Green Book, sur les routes du Sud

De Peter Farrelly, film étatsunien, 2 h 10, sorti le 23 janvier.

Green Book, c’est le guide que doit utiliser Tony Lip, qui a accepté une place de chauffeur et doit conduire un musicien célèbre, Don Shirley, tout au long d’une tournée de concerts dans les États du sud des États-Unis. L’action se passe en 1962, et est inspirée de faits réels : les deux personnages ont effectivement existé et sillonné le Sud. Le guide est nécessaire car il recense les hôtels accessibles aux Noirs. Et Don Shirley, malgré sa célébrité, ses relations, sa culture, sa manière de se comporter, reste un Noir. D’ailleurs, sa carrière a été en partie conditionnée par sa couleur : il a dû renoncer à une carrière de musicien classique (comme Nina Simone) car il était anormal qu’un Noir joue ce type de musique. Don Shirley est un personnage ambigu, coupé des autres Noirs ; ainsi qu’il le dit à un moment donné, il est « trop noir pour les blancs, trop blanc pour les noirs » ; et son homosexualité ajoute à son isolement.

Une société imprégnée par le racisme

C’est une belle histoire, trop belle, d’amitié entre deux hommes que tout sépare, du moins au départ. Tony est un italo-américain, d’un milieu populaire : le monde raffiné de Don Shirley lui est totalement étranger. Impossible de savoir dans quelle mesure l’histoire a été enjolivée.

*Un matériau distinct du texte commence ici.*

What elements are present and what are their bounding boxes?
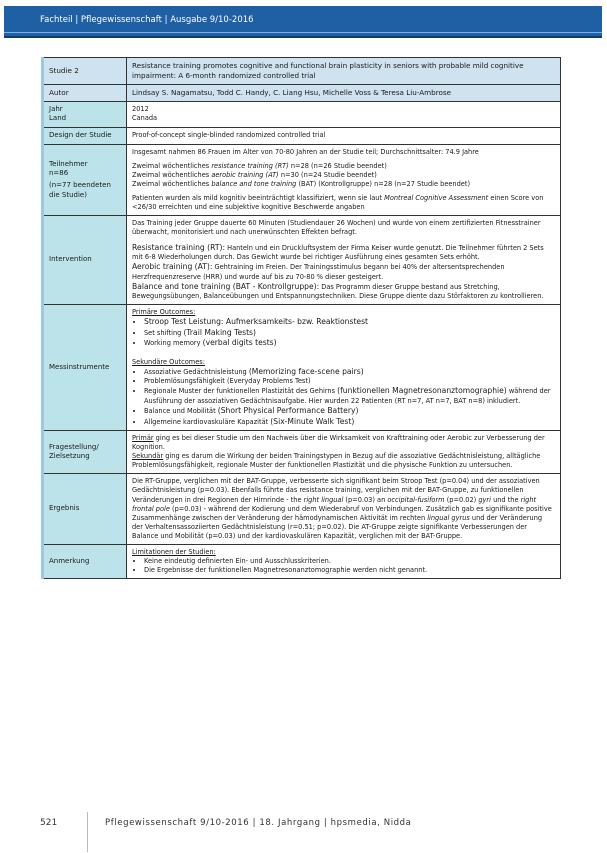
remarks-value xyxy=(127,545,561,579)
row-design xyxy=(43,128,561,145)
secondary-outcomes-heading: Sekundäre Outcomes: xyxy=(132,357,205,366)
header-divider xyxy=(4,32,602,33)
row-intervention xyxy=(43,216,561,305)
footer-text: Pflegewissenschaft 9/10-2016 | 18. Jahrgang | hpsmedia, Nidda xyxy=(105,818,412,828)
row-year-country xyxy=(43,101,561,127)
participants-intro: Insgesamt nahmen 86 Frauen im Alter von 70-80 Jahren an der Studie teil; Durchschnittsalter: 74.9 Jahre xyxy=(132,147,479,156)
remarks-label: Anmerkung xyxy=(43,545,127,579)
participants-label-title: Teilnehmer xyxy=(49,159,88,168)
intervention-bat: Balance and tone training (BAT - Kontrollgruppe): Das Programm dieser Gruppe bestand aus Stretching, Bewegungsübungen, Balanceübungen und Entspannungstechniken. Diese Gruppe diente dazu Störfaktoren zu kontrollieren. xyxy=(132,281,544,301)
author-label: Autor xyxy=(43,84,127,101)
question-label: Fragestellung/ Zielsetzung xyxy=(43,430,127,473)
results-label: Ergebnis xyxy=(43,474,127,545)
secondary-outcomes-list xyxy=(132,367,555,427)
running-header xyxy=(4,6,602,38)
intervention-value xyxy=(127,216,561,305)
list-item: • Stroop Test Leistung: Aufmerksamkeits- bzw. Reaktionstest xyxy=(144,317,555,327)
primary-outcomes-list xyxy=(132,317,555,348)
design-label: Design der Studie xyxy=(43,128,127,145)
instruments-label: Messinstrumente xyxy=(43,305,127,431)
intervention-label: Intervention xyxy=(43,216,127,305)
primary-outcomes-heading: Primäre Outcomes: xyxy=(132,308,196,317)
limitations-list xyxy=(132,557,555,575)
participants-value xyxy=(127,144,561,216)
list-item: • Regionale Muster der funktionellen Plastizität des Gehirns (funktionellen Magnetresonanztomographie) während der Ausführung der assoziativen Gedächtnisaufgabe. Hier wurden 22 Patienten (RT n=7, AT n=7, BAT n=8) inkludiert. xyxy=(144,386,555,406)
study-table xyxy=(41,57,561,579)
page-number: 521 xyxy=(40,818,58,828)
instruments-value xyxy=(127,305,561,431)
results-value: Die RT-Gruppe, verglichen mit der BAT-Gruppe, verbesserte sich signifikant beim Stroop Test (p=0.04) und der assoziativen Gedächtnisleistung (p=0.03). Ebenfalls führte das resistance training, verglichen mit der BAT-Gruppe, zu funktionellen Veränderungen in drei Regionen der Hirnrinde - the right lingual (p=0.03) an occipital-fusiform (p=0.02) gyri und the right frontal pole (p=0.03) - während der Kodierung und dem Wiederabruf von Verbindungen. Zusätzlich gab es signifikante positive Zusammenhänge zwischen der Veränderung der hämodynamischen Aktivität im rechten lingual gyrus und der Veränderung der Verhaltensassoziierten Gedächtnisleistung (r=0.51; p=0.02). Die AT-Gruppe zeigte signifikante Verbesserungen der Balance und Mobilität (p=0.03) und der kardiovaskulären Kapazität, verglichen mit der BAT-Gruppe. xyxy=(127,474,561,545)
participants-label-completed: (n=77 beendeten die Studie) xyxy=(49,181,111,199)
participants-label xyxy=(43,144,127,216)
list-item: • Die Ergebnisse der funktionellen Magnetresonanztomographie werden nicht genannt. xyxy=(144,566,555,575)
year-value: 2012 xyxy=(132,104,149,113)
participants-groups: Zweimal wöchentliches resistance training (RT) n=28 (n=26 Studie beendet) Zweimal wöchentliches aerobic training (AT) n=30 (n=24 Studie beendet) Zweimal wöchentliches balance and tone training (BAT) (Kontrollgruppe) n=28 (n=27 Studie beendet) xyxy=(132,161,471,189)
row-instruments xyxy=(43,305,561,431)
author-value: Lindsay S. Nagamatsu, Todd C. Handy, C. Liang Hsu, Michelle Voss & Teresa Liu-Ambrose xyxy=(127,84,561,101)
row-question xyxy=(43,430,561,473)
year-label: Jahr xyxy=(49,104,63,113)
row-study xyxy=(43,58,561,85)
country-value: Canada xyxy=(132,113,158,122)
row-results xyxy=(43,474,561,545)
list-item: • Set shifting (Trail Making Tests) xyxy=(144,328,555,338)
intervention-at: Aerobic training (AT): Gehtraining im Freien. Der Trainingsstimulus begann bei 40% der altersentsprechenden Herzfrequenzreserve (HRR) und wurde auf bis zu 70-80 % dieser gesteigert. xyxy=(132,262,505,281)
list-item: • Working memory (verbal digits tests) xyxy=(144,338,555,348)
list-item: • Balance und Mobilität (Short Physical Performance Battery) xyxy=(144,406,555,416)
list-item: • Assoziative Gedächtnisleistung (Memorizing face-scene pairs) xyxy=(144,367,555,377)
participants-label-n: n=86 xyxy=(49,169,69,178)
row-participants xyxy=(43,144,561,216)
study-title: Resistance training promotes cognitive and functional brain plasticity in seniors with probable mild cognitive impairment: A 6-month randomized controlled trial xyxy=(127,58,561,85)
study-label: Studie 2 xyxy=(43,58,127,85)
year-country-value xyxy=(127,101,561,127)
participants-note: Patienten wurden als mild kognitiv beeinträchtigt klassifiziert, wenn sie laut Montreal Cognitive Assessment einen Score von <26/30 erreichten und eine subjektive kognitive Beschwerde angaben xyxy=(132,194,544,212)
list-item: • Keine eindeutig definierten Ein- und Ausschlusskriterien. xyxy=(144,557,555,566)
list-item: • Problemlösungsfähigkeit (Everyday Problems Test) xyxy=(144,377,555,386)
list-item: • Allgemeine kardiovaskuläre Kapazität (Six-Minute Walk Test) xyxy=(144,417,555,427)
country-label: Land xyxy=(49,114,67,123)
intervention-rt: Resistance training (RT): Hanteln und ein Druckluftsystem der Firma Keiser wurde genutzt. Die Teilnehmer führten 2 Sets mit 6-8 Wiederholungen durch. Das Gewicht wurde bei richtiger Ausführung eines gesamten Sets erhöht. xyxy=(132,242,544,261)
question-value: Primär ging es bei dieser Studie um den Nachweis über die Wirksamkeit von Krafttraining oder Aerobic zur Verbesserung der Kognition. Sekundär ging es darum die Wirkung der beiden Trainingstypen in Bezug auf die assoziative Gedächtnisleistung, alltägliche Problemlösungsfähigkeit, regionale Muster der funktionellen Plastizität und die physische Funktion zu untersuchen. xyxy=(127,430,561,473)
header-text: Fachteil | Pflegewissenschaft | Ausgabe 9/10-2016 xyxy=(40,15,254,25)
intervention-intro: Das Training jeder Gruppe dauerte 60 Minuten (Studiendauer 26 Wochen) und wurde von einem zertifizierten Fitnesstrainer überwacht, monitorisiert und nach unerwünschten Effekten befragt. xyxy=(132,219,541,237)
row-remarks xyxy=(43,545,561,579)
year-country-label xyxy=(43,101,127,127)
footer-divider xyxy=(87,812,88,852)
design-value: Proof-of-concept single-blinded randomized controlled trial xyxy=(127,128,561,145)
limitations-heading: Limitationen der Studien: xyxy=(132,548,216,556)
row-author xyxy=(43,84,561,101)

L’aspect le plus intéressant du film est la description du racisme profond qui imprègne la société du Sud. Comme le dit dans une interview au Monde Mahershala Ali, qui incarne Don Shirley, « le Negro Motorist Green Book enseigne comment rester en vie à des gens qui doivent voyager pendant la ségrégation ». Les organisateurs de concert, les bourgeois cultivés qui invitent Don Shirley à jouer devant eux, disent l’admirer en tant que musicien mais lui interdisent d’utiliser les mêmes toilettes ou de dîner dans le même restaurant. Il lui est impossible d’essayer un costume dans un magasin : s’il l’essaye, il doit l’acheter car il ne pourra plus être vendu à un Blanc. Une universitaire issue d’une famille de la bourgeoisie intellectuelle noire du sud racontait que durant sa jeunesse, elle avait souvent eu mal aux pieds car les chaussures essayées une fois devaient être achetées. Tout cela est dit généralement avec politesse : Don Shirley n’est pas n’importe qui. Les flics sont moins aimables mais, là aussi, on peut s’interroger sur le scénario : on est très loin de ce que l’on sait du comportement passé et actuel de la police vis-à-vis des Noirs.

Malgré ses limites, son ignorance du mouvement des droits civiques, ce rappel du racisme quotidien qui imprègne la société du Sud (et existe aussi au nord : au début du film Tony met à la poubelle deux verres dans lesquels ont bu des Noirs) fait, avec le jeu des deux acteurs principaux (Mahershala Ali et Viggo Mortensen), qu’il mérite d’être vu.